Die Unterschiede bei der Displayhelligkeit und Akkulaufzeit werden für die meisten Käufer nicht den Ausschlag geben. Wer unbedingt eine Touch Bar möchte, greift zum MacBook Pro. Für Profi-Anwender dürften die Leistungsunterschiede entscheidend sein. Und leider wissen wir noch nicht, wie groß diese ausfallen. Laut einem ersten Benchmark-Test ist der Apple M1 im MacBook Air extrem schnell und hängt sogar den Intel Core i7 der 10. Generation im 27-Zoll-iMac von Mitte 2020 ab. Wie sich der Lüfter im MacBook Pro auswirkt, ist noch unklar. Mindestens sollte er die Leistung bei andauernder Last länger aufrechterhalten.
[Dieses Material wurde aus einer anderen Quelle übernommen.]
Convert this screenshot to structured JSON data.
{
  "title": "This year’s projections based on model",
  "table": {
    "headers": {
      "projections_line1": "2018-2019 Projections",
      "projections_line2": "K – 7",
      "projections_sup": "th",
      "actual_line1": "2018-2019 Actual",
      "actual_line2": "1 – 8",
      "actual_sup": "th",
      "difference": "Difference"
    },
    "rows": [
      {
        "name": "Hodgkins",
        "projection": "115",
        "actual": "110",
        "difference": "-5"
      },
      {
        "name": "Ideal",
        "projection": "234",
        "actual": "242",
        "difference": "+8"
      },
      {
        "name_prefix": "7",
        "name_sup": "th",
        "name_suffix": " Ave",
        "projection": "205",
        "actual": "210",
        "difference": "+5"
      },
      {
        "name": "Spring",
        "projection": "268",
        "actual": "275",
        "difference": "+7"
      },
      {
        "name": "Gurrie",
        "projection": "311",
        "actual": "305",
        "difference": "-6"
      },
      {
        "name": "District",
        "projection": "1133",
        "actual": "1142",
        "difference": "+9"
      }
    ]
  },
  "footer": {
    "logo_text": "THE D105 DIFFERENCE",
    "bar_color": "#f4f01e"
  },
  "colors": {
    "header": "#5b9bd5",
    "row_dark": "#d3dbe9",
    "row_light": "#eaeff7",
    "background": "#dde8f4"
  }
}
Bleibt die Frage nach dem Preis. Das MacBook Air ist ab 1.100 Euro erhältlich, das MacBook Pro 13 ab 1.412 Euro. Geboten werden jeweils 8 GB Arbeitsspeicher und 256 GB interner Speicher. Ob sich der Aufpreis lohnt, kann nun jeder selbst beurteilen. Lediglich die User, die sich für die Leistungsunterschiede durch den Pro-Lüfter interessieren, müssen die ersten Tests abwarten.